First, here are some tools to get you started, and some questions you need to ask yourself.
You need to read the section on Sequence Types, in the python docs, because it is your best friend for solving this problem. Seriously, read it. Once you have read that, you should have some ideas. For example you can take a long string and break it up using the split() function. To be explicit:
mystring = "This sentence is a simple sentence."
result = mystring.split()
print result
print "The total number of words is: " + str(len(result))
print "The word 'sentence' occurs: " + str(result.count("sentence"))
Takes the input string and splits it on any whitespace, and will give you:
["This", "sentence", "is", "a", "simple", "sentence."]
The total number of words is 6
The word 'sentence' occurs: 1
Now note here that you do have the period still at the end of the second 'sentence'. This is a problem because 'sentence' is not the same as 'sentence.'. If you are going to go over your list and count words, you need to make sure that the strings are identical. You may need to find and remove some punctuation.

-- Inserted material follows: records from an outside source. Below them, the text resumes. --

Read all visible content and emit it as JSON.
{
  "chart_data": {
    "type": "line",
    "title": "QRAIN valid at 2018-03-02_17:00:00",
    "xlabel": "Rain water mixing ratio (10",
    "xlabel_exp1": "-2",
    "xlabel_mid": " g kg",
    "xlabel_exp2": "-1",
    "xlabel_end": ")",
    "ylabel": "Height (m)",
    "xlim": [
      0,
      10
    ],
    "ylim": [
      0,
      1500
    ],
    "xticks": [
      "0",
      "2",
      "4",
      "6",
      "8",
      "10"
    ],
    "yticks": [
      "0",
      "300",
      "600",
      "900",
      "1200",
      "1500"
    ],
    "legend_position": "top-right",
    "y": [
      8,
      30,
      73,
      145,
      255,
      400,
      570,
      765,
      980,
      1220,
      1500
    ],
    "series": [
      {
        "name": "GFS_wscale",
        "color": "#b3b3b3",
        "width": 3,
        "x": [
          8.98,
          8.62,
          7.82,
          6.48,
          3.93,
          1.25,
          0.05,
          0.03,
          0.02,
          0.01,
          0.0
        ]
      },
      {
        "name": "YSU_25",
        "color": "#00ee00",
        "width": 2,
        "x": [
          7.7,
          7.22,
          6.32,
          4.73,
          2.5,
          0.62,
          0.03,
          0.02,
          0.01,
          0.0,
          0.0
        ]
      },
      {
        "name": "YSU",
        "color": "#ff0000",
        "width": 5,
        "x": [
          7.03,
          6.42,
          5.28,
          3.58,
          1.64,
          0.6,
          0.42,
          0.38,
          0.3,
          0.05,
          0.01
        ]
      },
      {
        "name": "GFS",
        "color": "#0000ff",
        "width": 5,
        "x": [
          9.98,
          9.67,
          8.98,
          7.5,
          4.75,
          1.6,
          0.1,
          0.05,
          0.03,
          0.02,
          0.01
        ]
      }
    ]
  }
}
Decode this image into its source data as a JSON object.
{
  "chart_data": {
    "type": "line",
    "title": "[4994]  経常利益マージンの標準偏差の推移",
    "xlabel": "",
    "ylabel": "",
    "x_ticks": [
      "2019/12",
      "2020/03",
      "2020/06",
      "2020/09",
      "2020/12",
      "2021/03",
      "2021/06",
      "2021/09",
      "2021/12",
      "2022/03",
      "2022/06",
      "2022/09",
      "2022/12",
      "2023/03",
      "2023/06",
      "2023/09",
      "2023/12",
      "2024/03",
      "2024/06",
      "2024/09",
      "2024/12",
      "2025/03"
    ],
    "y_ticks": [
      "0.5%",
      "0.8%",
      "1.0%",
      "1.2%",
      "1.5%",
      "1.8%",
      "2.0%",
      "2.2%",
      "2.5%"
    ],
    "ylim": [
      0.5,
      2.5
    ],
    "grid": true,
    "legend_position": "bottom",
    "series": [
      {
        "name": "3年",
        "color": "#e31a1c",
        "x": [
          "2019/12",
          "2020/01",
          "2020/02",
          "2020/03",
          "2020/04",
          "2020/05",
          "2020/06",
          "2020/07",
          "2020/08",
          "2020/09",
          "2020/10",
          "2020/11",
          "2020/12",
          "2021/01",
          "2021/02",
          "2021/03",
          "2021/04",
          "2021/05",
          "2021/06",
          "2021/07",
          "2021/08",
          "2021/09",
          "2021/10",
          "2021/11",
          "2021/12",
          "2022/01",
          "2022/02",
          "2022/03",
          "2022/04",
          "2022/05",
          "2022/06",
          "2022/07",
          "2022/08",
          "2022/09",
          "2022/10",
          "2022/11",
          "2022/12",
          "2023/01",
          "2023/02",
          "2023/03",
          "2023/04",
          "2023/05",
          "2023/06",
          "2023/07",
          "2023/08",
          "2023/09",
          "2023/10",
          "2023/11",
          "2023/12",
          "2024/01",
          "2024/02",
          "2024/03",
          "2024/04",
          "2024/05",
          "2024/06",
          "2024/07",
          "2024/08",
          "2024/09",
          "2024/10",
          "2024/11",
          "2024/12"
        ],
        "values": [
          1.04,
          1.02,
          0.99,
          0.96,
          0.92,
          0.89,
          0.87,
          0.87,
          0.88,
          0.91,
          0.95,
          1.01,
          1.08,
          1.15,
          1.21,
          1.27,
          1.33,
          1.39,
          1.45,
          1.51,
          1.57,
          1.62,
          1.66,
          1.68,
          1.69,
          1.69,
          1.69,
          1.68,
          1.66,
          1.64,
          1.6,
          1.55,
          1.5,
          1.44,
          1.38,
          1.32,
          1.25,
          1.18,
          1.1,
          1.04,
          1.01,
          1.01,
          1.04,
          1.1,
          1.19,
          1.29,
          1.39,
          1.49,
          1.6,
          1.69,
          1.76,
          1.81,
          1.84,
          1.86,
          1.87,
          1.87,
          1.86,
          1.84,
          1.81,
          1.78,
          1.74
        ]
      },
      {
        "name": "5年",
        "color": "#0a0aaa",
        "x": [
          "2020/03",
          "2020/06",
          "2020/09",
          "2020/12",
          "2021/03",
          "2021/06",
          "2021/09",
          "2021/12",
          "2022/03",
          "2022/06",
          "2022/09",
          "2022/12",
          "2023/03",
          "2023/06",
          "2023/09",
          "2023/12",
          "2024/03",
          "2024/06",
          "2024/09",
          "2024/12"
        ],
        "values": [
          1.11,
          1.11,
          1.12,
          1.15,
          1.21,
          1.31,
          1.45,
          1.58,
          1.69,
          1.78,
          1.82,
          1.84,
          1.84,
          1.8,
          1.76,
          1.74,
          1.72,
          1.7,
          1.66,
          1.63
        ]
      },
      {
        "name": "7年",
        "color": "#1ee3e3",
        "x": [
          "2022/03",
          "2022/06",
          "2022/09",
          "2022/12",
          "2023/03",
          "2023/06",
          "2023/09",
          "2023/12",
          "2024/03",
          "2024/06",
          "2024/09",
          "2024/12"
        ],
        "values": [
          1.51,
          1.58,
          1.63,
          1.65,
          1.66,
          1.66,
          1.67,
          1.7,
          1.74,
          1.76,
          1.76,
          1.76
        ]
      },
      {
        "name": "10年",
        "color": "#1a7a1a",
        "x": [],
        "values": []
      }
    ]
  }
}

A naieve approach to this might be:
no_period_string = mystring.replace(".", " ")
print no_period_string
To get me a period-less sentence:
"This sentence is a simple sentence"
You also need to decide if your input going to be just a single sentence, or maybe a paragraph of text. If you have many sentences in your input, you might want to find a way to break them up into individual sentences, and find the periods (or question marks, or exclamation marks, or other punctuation that ends a sentence). Once you find out where in the string the 'sentence terminator' is you could maybe split up the string at that point, or something like that.
You should give this a try yourself - hopefully I've peppered in enough hints to get you to look at some specific functions in the documentation.
Simplest way:
def count_occurrences(word, sentence):
return sentence.count(word)
text=input("Enter your sentence:")
print("'the' appears", text.count("the"),"times")
simplest way to do it
Problem with using count() method is that it not always gives the correct number of occurrence when there is overlapping, for example
print('banana'.count('ana'))
output
1
but 'ana' occurs twice in 'banana'
To solve this issue, i used
def total_occurrence(string,word):
count = 0
tempsting = string
while(word in tempsting):
count +=1
tempsting = tempsting[tempsting.index(word)+1:]
return count
You can do it like this:
def countWord(word):
numWord = 0
for i in range(1, len(word)-1):
if word[i-1:i+3] == 'word':
numWord += 1
print 'Number of times "word" occurs is:', numWord
then calling the string:
countWord('wordetcetcetcetcetcetcetcword')
will return: Number of times "word" occurs is: 2
def check_Search_WordCount(mySearchStr, mySentence):
len_mySentence = len(mySentence)
len_Sentence_without_Find_Word = len(mySentence.replace(mySearchStr,""))
len_Remaining_Sentence = len_mySentence - len_Sentence_without_Find_Word
count = len_Remaining_Sentence/len(mySearchStr)
return (int(count))
I assume that you just know about python string and for loop.
def count_occurences(s,word):
count = 0
for i in range(len(s)):
if s[i:i+len(word)] == word:
count += 1
return count
mystring = "This sentence is a simple sentence."
myword = "sentence"
print(count_occurences(mystring,myword))
explanation:
s[i:i+len(word)]: slicing the string s to extract a word having the same length with the word (argument)
count += 1 : increase the counter whenever matched.